Nous sommes en pleine actualité : Dom Grammont disait » qu’il y avait toujours un pharisien tapis au fond de nous et qu’il était toujours prêt à se manifester. »
Reconnaissons-le pour être dans nos paroles et nos actes, il faut être très vigilant. Sainte Thérèse de l’enfant Jésus écrivait : » j’ai toujours cherché la vérité » où » j’ai horreur de la feintise » – c’est une expression normande -. « Je suis le chemin, la vérité et la vie » dit Jésus. Pour lui l’enjeu est essentiel, il se révolte contre l’arrogance avec laquelle les pharisiens et les scribes traitent les pauvres, les paysans, en dénonçant publiquement leur ignorance des traditions des pères et des commentaires rabbiniques.
Ce n’est que peu à peu que le peuple s’est laissé imposer par les pharisiens ce filet serré de subtilités religieuses qui les ont conduits à la superstition et au fanatisme.
Or Jésus et ses disciples ont vécu en profanes, il est certain qu’il n’a pas défendu aux siens d’accomplir les ablutions mais il ne s’est pas prononcé sur ces choses. » Plus nous nous lavons, et plus nous devenons impurs » disait un ancien. Dans les versets 6 à 8 de notre évangile d’aujourd’hui, Jésus pénètre au cœur même de la question. Celui qui place les commandements humains au-dessus des commandements de Dieu, celui-là détourne l’homme de sa position véritable devant Dieu. Celui qui fait de la religion une technique est un hypocrite, il fait le mal. Et ce mal de l’hypocrisie se vit toujours dans l’église, on peut même le qualifier de criminel.
À quoi peuvent servir les prescriptions de la pureté, si personne ne peut être souillé par des choses qui viennent de l’extérieur, si le péché n’est jamais dans les choses mais toujours dans la volonté de l’homme de faire sa volonté propre ? La valeur ultime de l’homme vient, non de ce qu’il fait, mais des motifs pour lesquels il le fait. La chose la plus importante pour chacun de nous, c’est de cheminer intérieurement et en vérité vers Dieu.

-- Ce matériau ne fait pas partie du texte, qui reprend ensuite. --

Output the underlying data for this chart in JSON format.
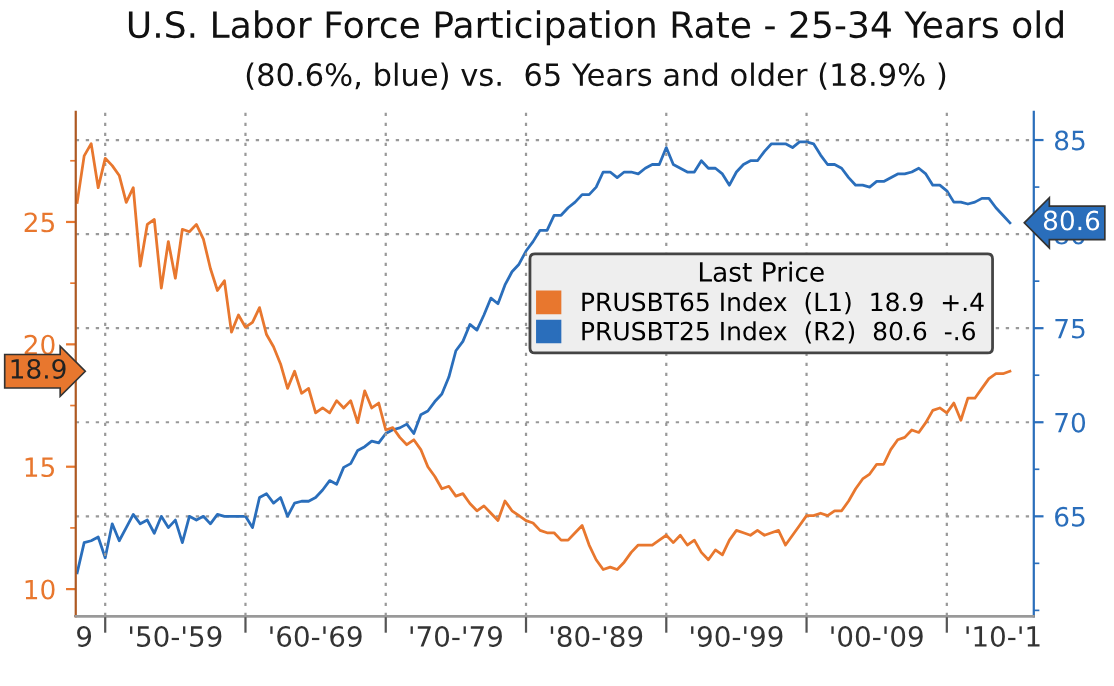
{
  "chart_data": {
    "type": "line",
    "title": "U.S. Labor Force Participation Rate - 25-34 Years old",
    "subtitle": "(80.6%, blue) vs.  65 Years and older (18.9% )",
    "legend_title": "Last Price",
    "legend": "right",
    "grid": true,
    "line_style": "solid",
    "categories": [
      null,
      "9",
      null,
      null,
      null,
      null,
      null,
      null,
      null,
      null,
      null,
      null,
      null,
      null,
      "'50-'59",
      null,
      null,
      null,
      null,
      null,
      null,
      null,
      null,
      null,
      null,
      null,
      null,
      null,
      null,
      null,
      null,
      null,
      null,
      null,
      "'60-'69",
      null,
      null,
      null,
      null,
      null,
      null,
      null,
      null,
      null,
      null,
      null,
      null,
      null,
      null,
      null,
      null,
      null,
      null,
      null,
      "'70-'79",
      null,
      null,
      null,
      null,
      null,
      null,
      null,
      null,
      null,
      null,
      null,
      null,
      null,
      null,
      null,
      null,
      null,
      null,
      null,
      "'80-'89",
      null,
      null,
      null,
      null,
      null,
      null,
      null,
      null,
      null,
      null,
      null,
      null,
      null,
      null,
      null,
      null,
      null,
      null,
      null,
      "'90-'99",
      null,
      null,
      null,
      null,
      null,
      null,
      null,
      null,
      null,
      null,
      null,
      null,
      null,
      null,
      null,
      null,
      null,
      null,
      null,
      "'00-'09",
      null,
      null,
      null,
      null,
      null,
      null,
      null,
      null,
      null,
      null,
      null,
      null,
      null,
      null,
      null,
      null,
      null,
      "'10-'1",
      null
    ],
    "ylim": [
      8.9,
      29.5
    ],
    "yticks": [
      10,
      {
        "value": 12.5,
        "label": null
      },
      15,
      {
        "value": 17.5,
        "label": null
      },
      20,
      {
        "value": 22.5,
        "label": null
      },
      25,
      {
        "value": 27.5,
        "label": null
      }
    ],
    "y2lim": [
      59.7,
      86.5
    ],
    "y2ticks": [
      {
        "value": 60,
        "label": null
      },
      {
        "value": 62.5,
        "label": null
      },
      65,
      {
        "value": 67.5,
        "label": null
      },
      70,
      {
        "value": 72.5,
        "label": null
      },
      75,
      {
        "value": 77.5,
        "label": null
      },
      80,
      {
        "value": 82.5,
        "label": null
      },
      85
    ],
    "annotations": [
      "18.9",
      "80.6"
    ],
    "series": [
      {
        "name": "PRUSBT65 Index  (L1)  18.9  +.4",
        "color": "#e8772e",
        "axis": "y",
        "values": [
          25.8,
          27.7,
          28.2,
          26.4,
          27.6,
          27.3,
          26.9,
          25.8,
          26.4,
          23.2,
          24.9,
          25.1,
          22.3,
          24.2,
          22.7,
          24.7,
          24.6,
          24.9,
          24.3,
          23.1,
          22.2,
          22.6,
          20.5,
          21.2,
          20.7,
          20.9,
          21.5,
          20.4,
          19.9,
          19.2,
          18.2,
          18.9,
          18.0,
          18.2,
          17.2,
          17.4,
          17.2,
          17.7,
          17.4,
          17.7,
          16.8,
          18.1,
          17.4,
          17.6,
          16.5,
          16.6,
          16.2,
          15.9,
          16.1,
          15.7,
          15.0,
          14.6,
          14.1,
          14.2,
          13.8,
          13.9,
          13.5,
          13.2,
          13.4,
          13.1,
          12.8,
          13.6,
          13.2,
          13.0,
          12.8,
          12.7,
          12.4,
          12.3,
          12.3,
          12.0,
          12.0,
          12.3,
          12.6,
          11.8,
          11.2,
          10.8,
          10.9,
          10.8,
          11.1,
          11.5,
          11.8,
          11.8,
          11.8,
          12.0,
          12.2,
          11.9,
          12.2,
          11.8,
          12.0,
          11.5,
          11.2,
          11.6,
          11.4,
          12.0,
          12.4,
          12.3,
          12.2,
          12.4,
          12.2,
          12.3,
          12.4,
          11.8,
          12.2,
          12.6,
          13.0,
          13.0,
          13.1,
          13.0,
          13.2,
          13.2,
          13.6,
          14.1,
          14.5,
          14.7,
          15.1,
          15.1,
          15.7,
          16.1,
          16.2,
          16.5,
          16.4,
          16.8,
          17.3,
          17.4,
          17.2,
          17.6,
          16.9,
          17.8,
          17.8,
          18.2,
          18.6,
          18.8,
          18.8,
          18.9
        ]
      },
      {
        "name": "PRUSBT25 Index  (R2)  80.6  -.6",
        "color": "#2a6ebb",
        "axis": "y2",
        "values": [
          62.0,
          63.6,
          63.7,
          63.9,
          62.8,
          64.6,
          63.7,
          64.4,
          65.1,
          64.6,
          64.8,
          64.1,
          65.0,
          64.4,
          64.8,
          63.6,
          65.0,
          64.8,
          65.0,
          64.6,
          65.1,
          65.0,
          65.0,
          65.0,
          65.0,
          64.4,
          66.0,
          66.2,
          65.7,
          66.0,
          65.0,
          65.7,
          65.8,
          65.8,
          66.0,
          66.4,
          66.9,
          66.7,
          67.6,
          67.8,
          68.5,
          68.7,
          69.0,
          68.9,
          69.4,
          69.6,
          69.7,
          69.9,
          69.4,
          70.4,
          70.6,
          71.1,
          71.5,
          72.4,
          73.8,
          74.3,
          75.2,
          74.9,
          75.7,
          76.6,
          76.3,
          77.3,
          78.0,
          78.4,
          79.1,
          79.6,
          80.2,
          80.2,
          81.0,
          81.0,
          81.4,
          81.7,
          82.1,
          82.1,
          82.5,
          83.3,
          83.3,
          83.0,
          83.3,
          83.3,
          83.2,
          83.5,
          83.7,
          83.7,
          84.6,
          83.7,
          83.5,
          83.3,
          83.3,
          83.9,
          83.5,
          83.5,
          83.2,
          82.6,
          83.3,
          83.7,
          83.9,
          83.9,
          84.4,
          84.8,
          84.8,
          84.8,
          84.6,
          84.9,
          84.9,
          84.8,
          84.2,
          83.7,
          83.7,
          83.5,
          83.0,
          82.6,
          82.6,
          82.5,
          82.8,
          82.8,
          83.0,
          83.2,
          83.2,
          83.3,
          83.5,
          83.2,
          82.6,
          82.6,
          82.3,
          81.7,
          81.7,
          81.6,
          81.7,
          81.9,
          81.9,
          81.4,
          81.0,
          80.6
        ]
      }
    ]
  }
}
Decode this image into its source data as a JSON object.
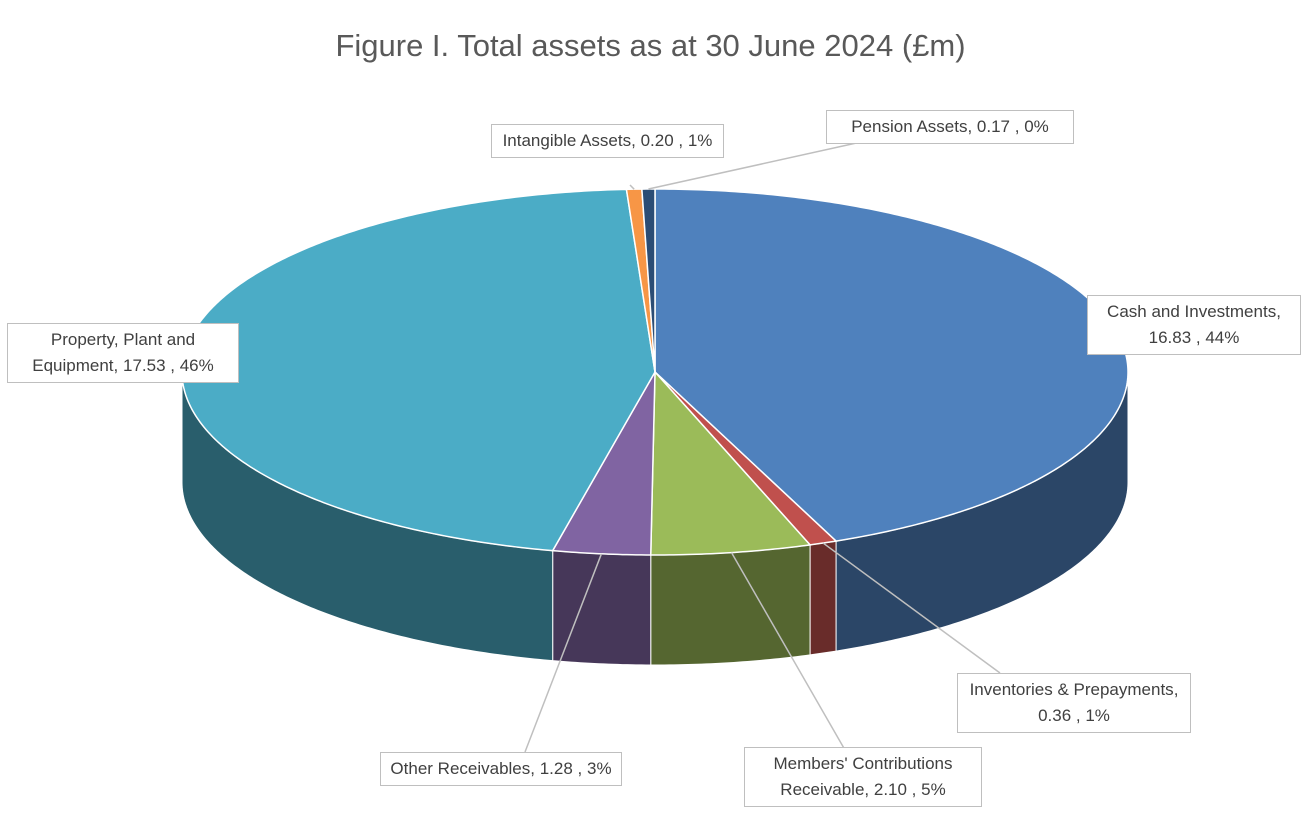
{
  "chart_data": {
    "type": "pie3d",
    "title": "Figure I. Total assets as at 30 June 2024 (£m)",
    "categories": [
      "Cash and Investments",
      "Inventories & Prepayments",
      "Members' Contributions Receivable",
      "Other Receivables",
      "Property, Plant and Equipment",
      "Intangible Assets",
      "Pension Assets"
    ],
    "values": [
      16.83,
      0.36,
      2.1,
      1.28,
      17.53,
      0.2,
      0.17
    ],
    "value_labels": [
      "16.83",
      "0.36",
      "2.10",
      "1.28",
      "17.53",
      "0.20",
      "0.17"
    ],
    "percent_labels": [
      "44%",
      "1%",
      "5%",
      "3%",
      "46%",
      "1%",
      "0%"
    ],
    "colors": [
      "#4f81bd",
      "#c0504d",
      "#9bbb59",
      "#8064a2",
      "#4bacc6",
      "#f79646",
      "#2c4d75"
    ]
  }
}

Par l’incarnation du Christ, la distinction de nature entre profane et sacré, entre pur et impur, est abolie. Jésus à désacraliser toute chose dit sacré et il a sacralisé l’homme, tout l’homme : » vos corps sont le temple de l’Esprit Saint » dit Saint-Paul. Toute la loi de Dieu est fondée sur ses paroles. » Je suis le Seigneur ton Dieu qui t’a fait sortir du pays d’Égypte, de la maison de servitude. »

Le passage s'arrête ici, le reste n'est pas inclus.